Once quiet streets turned quickly into crime scenes. Black and brown people were being hunted by masked agents wearing body armor and carrying weapons designed for combat. They began patrolling the streets on foot and in unmarked cars. Their proclaimed objective: to end corruption and fraud, to rid the city of dangerous illegal immigrants (particularly the Somalis), to find, arrest and deport those they deemed not worthy of living the American dream. Four Lakota men were racially profiled, picked up and detained–is there anyone more worthy of being here than our indigenous neighbors?
Once quiet neighborhoods now smell of tear gas and pepper spray and blood stains their frozen streets. The sounds of chanting crowds of protesters, the warning sounds of blaring whistles, honking horns and even gun shots fill their winter air. Agents now go door to door randomly stopping and assaulting anyone who appears to be nonwhite–non-American–the enemy. One of my friends who was there when Geoge Floyd was killed said in disbelief, “Damn bro, they’re even shooting white people!”
It’s hard to imagine what has happened there. The amount of violence and trauma that has been inflicted may never heal. It is painful to hear from our new friends who live there just how much their world has changed. Some of them are afraid to leave their homes or to let their children play outside or go for a walk on their once quiet treelined streets.
The scene of a young child used as bait by armed agents, cars blocked by unmarked ICE vehicles and people being dragged from their homes will forever haunt us and them, especially their children. As will the scenes of Renee Good and Alex Pretti being shot multiple times in broad daylight by those who later showed no remorse or face severe consequences for their actions. Good and Pretti were perceived to be their enemy and a threat to their personal safety.

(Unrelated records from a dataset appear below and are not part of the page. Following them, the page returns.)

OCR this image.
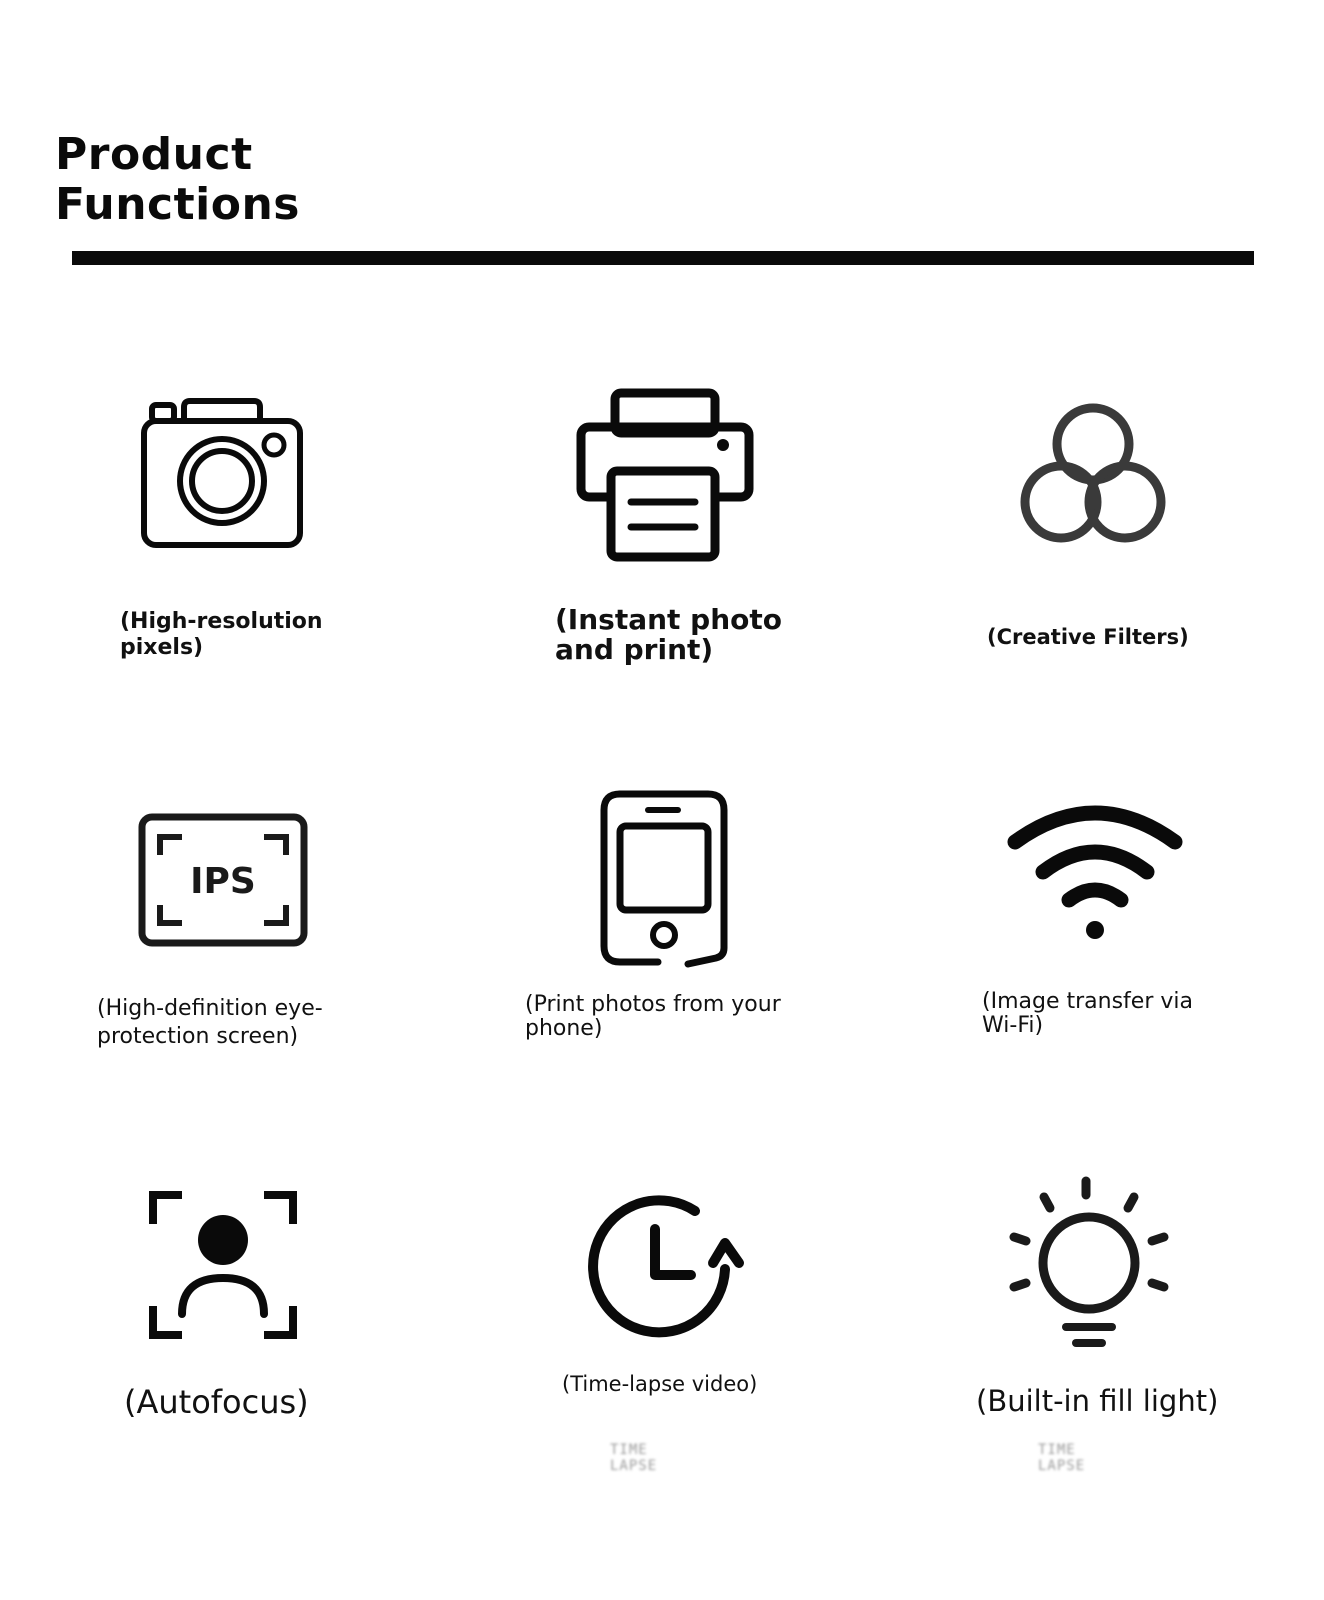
Product
Functions

(High-resolution
pixels)

(Instant photo
and print)	(Creative Filters)

IPS

(High-definition eye-
protection screen)

(Print photos from your
phone)

(Image transfer via
Wi-Fi)

(Autofocus)	(Time-lapse video)

TIME LAPSE

(Built-in fill light)

TIME LAPSE
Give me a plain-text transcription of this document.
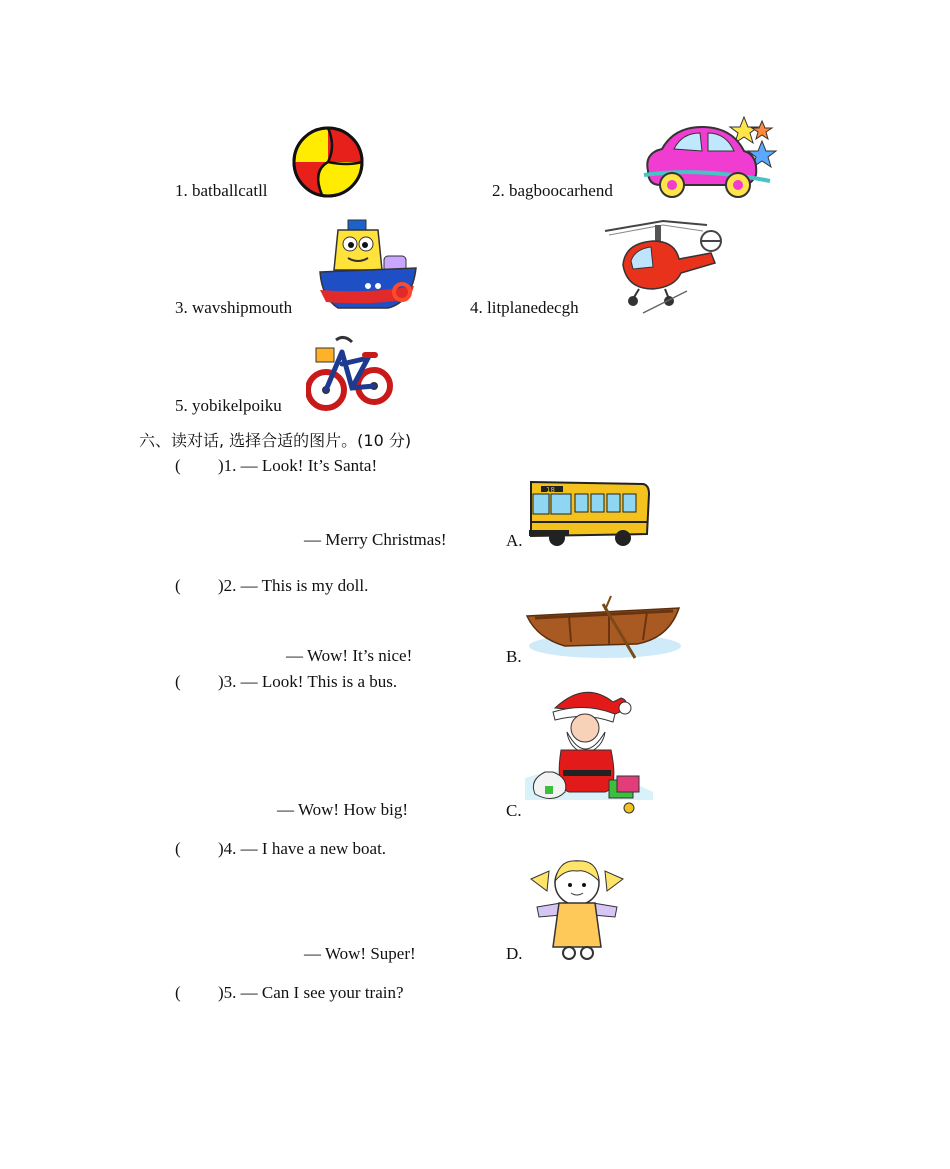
1. batballcatll	2. bagboocarhend
3. wavshipmouth	4. litplanedecgh
5. yobikelpoiku
六、读对话, 选择合适的图片。(10 分)
( )1. — Look! It’s Santa!
— Merry Christmas!
( )2. — This is my doll.
— Wow! It’s nice!
( )3. — Look! This is a bus.
— Wow! How big!
( )4. — I have a new boat.
— Wow! Super!
( )5. — Can I see your train?
A.
18
B.
C.
D.
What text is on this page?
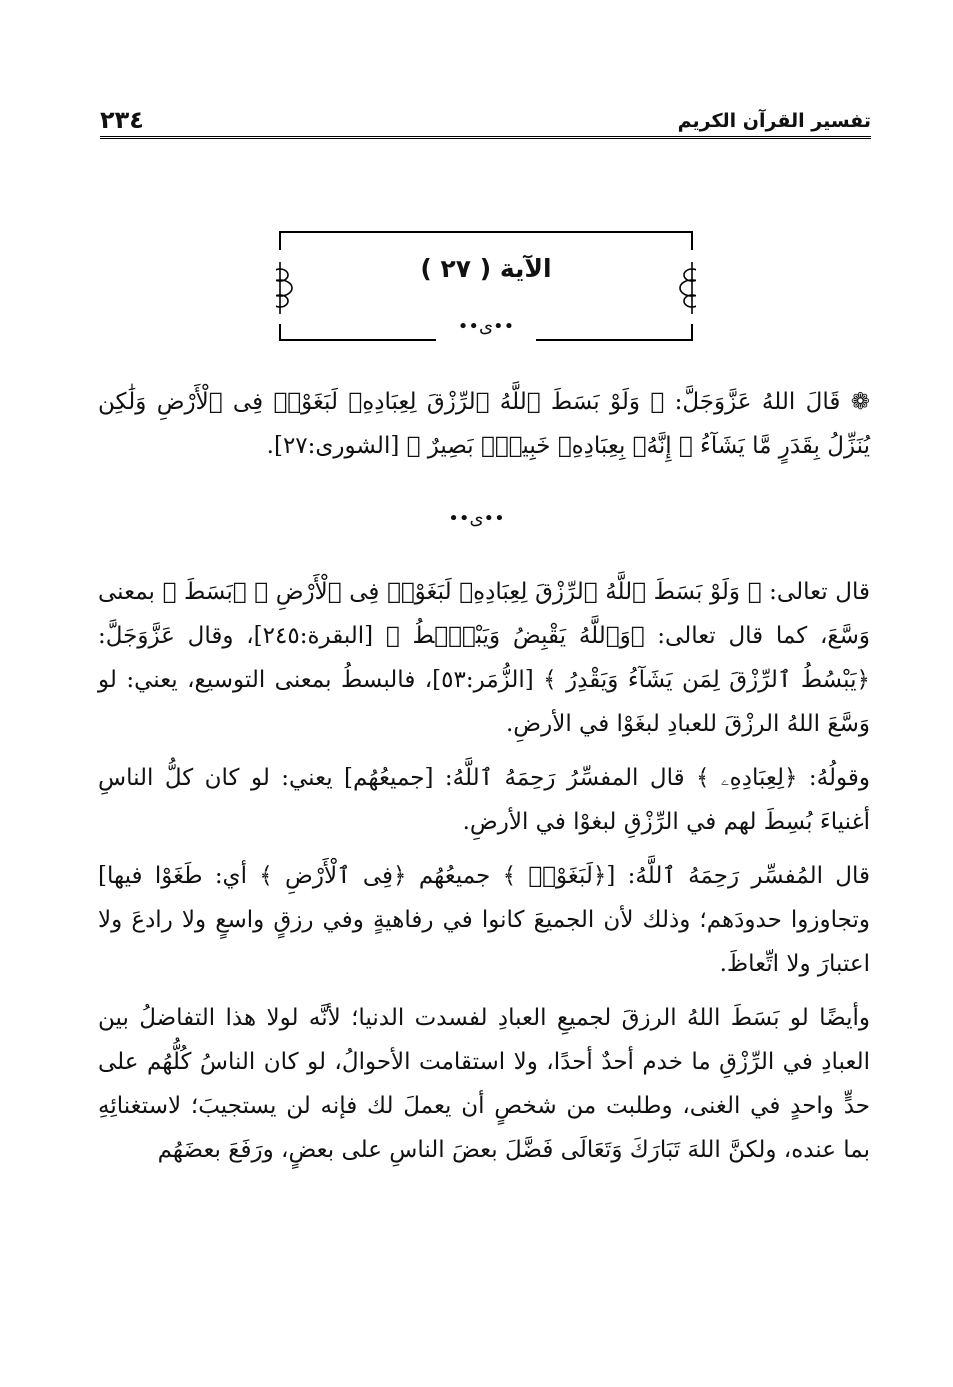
تفسير القرآن الكريم
٢٣٤
الآية ( ٢٧ )
••ﻯ••

❁ قَالَ اللهُ عَزَّوَجَلَّ: ﴿ وَلَوْ بَسَطَ ٱللَّهُ ٱلرِّزْقَ لِعِبَادِهِۦ لَبَغَوْا۟ فِى ٱلْأَرْضِ وَلَٰكِن يُنَزِّلُ بِقَدَرٍ مَّا يَشَآءُ ۚ إِنَّهُۥ بِعِبَادِهِۦ خَبِيرٌۢ بَصِيرٌ ﴾ [الشورى:٢٧].

••ﻯ••

قال تعالى: ﴿ وَلَوْ بَسَطَ ٱللَّهُ ٱلرِّزْقَ لِعِبَادِهِۦ لَبَغَوْا۟ فِى ٱلْأَرْضِ ﴾ ﴿بَسَطَ ﴾ بمعنى وَسَّعَ، كما قال تعالى: ﴿وَٱللَّهُ يَقْبِضُ وَيَبْصُۜطُ ﴾ [البقرة:٢٤٥]، وقال عَزَّوَجَلَّ: ﴿يَبْسُطُ ٱلرِّزْقَ لِمَن يَشَآءُ وَيَقْدِرُ ﴾ [الزُّمَر:٥٣]، فالبسطُ بمعنى التوسيع، يعني: لو وَسَّعَ اللهُ الرزْقَ للعبادِ لبغَوْا في الأرضِ.

وقولُهُ: ﴿لِعِبَادِهِۦ ﴾ قال المفسِّرُ رَحِمَهُ ٱللَّهُ: [جميعُهُم] يعني: لو كان كلُّ الناسِ أغنياءَ بُسِطَ لهم في الرِّزْقِ لبغوْا في الأرضِ.

قال المُفسِّر رَحِمَهُ ٱللَّهُ: [﴿لَبَغَوْا۟ ﴾ جميعُهُم ﴿فِى ٱلْأَرْضِ ﴾ أي: طَغَوْا فيها] وتجاوزوا حدودَهم؛ وذلك لأن الجميعَ كانوا في رفاهيةٍ وفي رزقٍ واسعٍ ولا رادعَ ولا اعتبارَ ولا اتِّعاظَ.

وأيضًا لو بَسَطَ اللهُ الرزقَ لجميعِ العبادِ لفسدت الدنيا؛ لأنَّه لولا هذا التفاضلُ بين العبادِ في الرِّزْقِ ما خدم أحدٌ أحدًا، ولا استقامت الأحوالُ، لو كان الناسُ كُلُّهُم على حدٍّ واحدٍ في الغنى، وطلبت من شخصٍ أن يعملَ لك فإنه لن يستجيبَ؛ لاستغنائِهِ بما عنده، ولكنَّ اللهَ تَبَارَكَ وَتَعَالَى فَضَّلَ بعضَ الناسِ على بعضٍ، ورَفَعَ بعضَهُم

It is blatantly obvious to some that what started in December in Minnesota and continues to happen is not about the stated mission of the Department of Homeland Security. Turning once quiet neighborhoods, parks and streets into war zones, and terrorizing the area’s citizens including their children, reeks of something else, an extreme abuse of power! It’s not a coincidence that this is happening in Minnesota, a blue State. But, is the kind of retaliation that could turn on any one of us–people of color wherever we are found.
Wreckless acts of violence are happening across our country and in plain sight. What happened at the Capital on Jan. 6, 2021, now pales in comparison to what’s happening now.
Thank you, Minnesotans, for showing us what real courage looks like in the face of “climate change”–for continuing to stand up and show up by the thousands to protect your neighbors and those most at risk. Thank you for showing the rest of us how to turn homes, schools and churches into food and basic needs pantries and distribution centers. Thank you for putting your lives at risk for others. Thank you for showing the rest of us, in real time, what, “It takes a village” looks like. We see you!
Dr. Bartlett is a retired educator. He retired from Gonzaga University in 2007 and Eastern Washington University in 2020.